«Prodotti locali, purtroppo il rischio zero non esiste»
«Attenzione, nel paese delle pesche il trenta per cento arriva dall’estero». È di un paio di mesi fa l’allarme lanciato dalla Coldiretti, preoccupata che nei diecimila ettari di frutteti sparsi tra il Giuglianese e l’Alto casertano, gran parte della produzione restasse sull’albero e i consumatori comprassero poi al mercato la frutta extracomunitaria. Compra vicino, mangia locale, si consiglia. E chi glielo dice adesso ai consumatori, che le famose pesche di Giugliano - comprate vicino, prodotte locali - crescevano invece appena sei metri sopra tonnellate e tonnellate di rifiuti tossici pericolosi? Risponde Vito Amendolara, direttore della Coldiretti Campania. «Purtroppo il rischio zero non esiste. È vero, noi temevamo la minaccia, soprattutto economica, proveniente dal prodotto estero. Ma qui ci troviamo di fronte a un grave fatto di criminalità e quello che fanno le autorità giudiziarie, che è comunque tantissimo come dimostrano operazioni del genere, non è abbastanza. Come Coldiretti noi il problema lo abbiamo sollevato più volte: serve la bonifica e la messa in sicurezza dei terreni utilizzati come discariche».
Prima della bonifica e della messa in sicurezza, bisogna trovarli, questi terreni: esiste una mappa?
«Il piano di bonifica redatto dall’Arpa esiste. Sono stati anche individuati i siti, che sarebbero localizzati soprattutto nell’area casertana e in quella giuglianese-flegrea, ma il progetto non riusciva a decollare per mancanza di fondi. Come Coldiretti, insieme ad altre associazioni, ci siamo fatti promotori di una raccolta di firme e siamo riusciti ad ottenere invece dei 70 milioni di euro stanziati, che venissero dirottati sul progetto 800 milioni delle risorse comunitarie. Cinquanta milioni di euro sono stati già avviati per un primo monitoraggio proprio sui terreni del litorale flegreo».
Interramento dei rifiuti tossici e agricoltura da discarica sono gli ultimi affari dei clan: quanti altri frutteti come quello di San Giuseppiello potrebbero esserci?
«Non siamo in grado di dare nessun numero. Ma certo il rischio esiste. Per questo bisogna aumentare il sistema dei controlli, che devono essere serrati, e mantenere un livello di tolleranza zero per chi commette questi crimini».
E il rischio zero, invece, come si garantisce al consumatore?
«Il rischio zero non esiste. È chiaro che quando noi consigliamo di comprare i prodotti a chilometri zero, intendiamo quelli venduti direttamente da chi li coltiva e secondo legalità. Ma certo il rischio dell’inganno esiste».

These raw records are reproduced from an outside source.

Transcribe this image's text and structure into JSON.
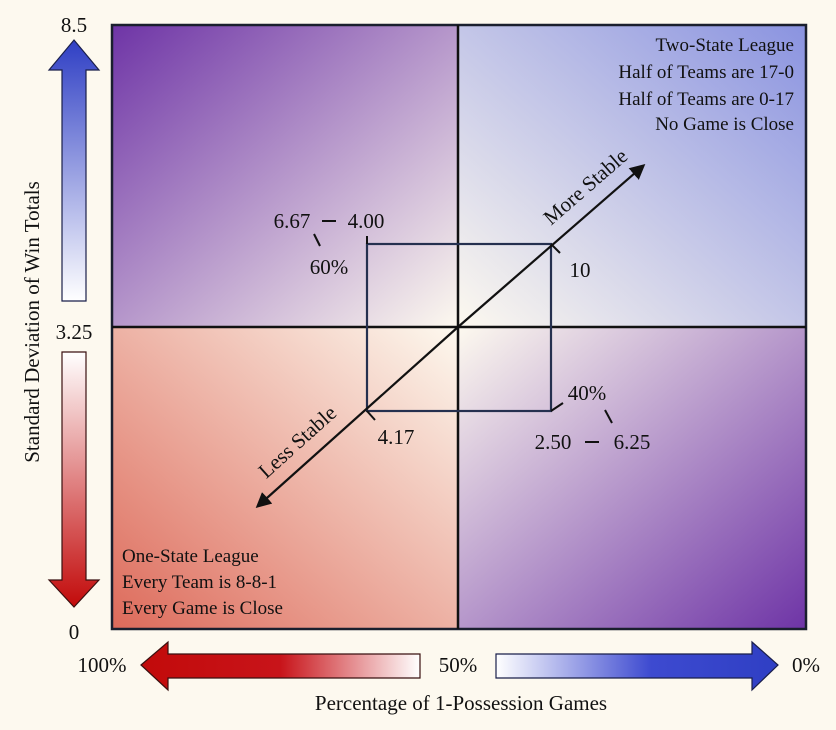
{
  "y_axis": {
    "label": "Standard Deviation of Win Totals",
    "top_value": "8.5",
    "mid_value": "3.25",
    "bottom_value": "0",
    "top_color": "#2f3fc4",
    "bottom_color": "#c20a0a"
  },
  "x_axis": {
    "label": "Percentage of 1-Possession Games",
    "left_value": "100%",
    "mid_value": "50%",
    "right_value": "0%",
    "left_color": "#c20a0a",
    "right_color": "#2f3fc4"
  },
  "quadrants": {
    "top_left": {
      "color_a": "#6e34a6",
      "color_b": "#fdf9ef"
    },
    "top_right": {
      "color_a": "#8a93e0",
      "color_b": "#fdf9ef",
      "lines": [
        "Two-State League",
        "Half of Teams are 17-0",
        "Half of Teams are 0-17",
        "No Game is Close"
      ]
    },
    "bottom_left": {
      "color_a": "#dd6a5a",
      "color_b": "#fdf9ef",
      "lines": [
        "One-State League",
        "Every Team is 8-8-1",
        "Every Game is Close"
      ]
    },
    "bottom_right": {
      "color_a": "#6e34a6",
      "color_b": "#fdf9ef"
    }
  },
  "diagonal": {
    "upper_label": "More Stable",
    "lower_label": "Less Stable"
  },
  "box_labels": {
    "top_left_left": "6.67",
    "top_left_right": "4.00",
    "top_left_pct": "60%",
    "top_right": "10",
    "bottom_left": "4.17",
    "bottom_right_pct": "40%",
    "bottom_right_left": "2.50",
    "bottom_right_right": "6.25"
  }
}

Quello di pesche agli idrocarburi, al piombo e al mercurio, però, è un richio grosso.
«Il bilancio dei controlli alle frontiere dimostra che, purtroppo, nemmeno confezionamento ed etichettatura sono sinonimo di sicurezza. Ma certo, conoscere la provenienza di un prodotto è la prima garanzia per il consumatore».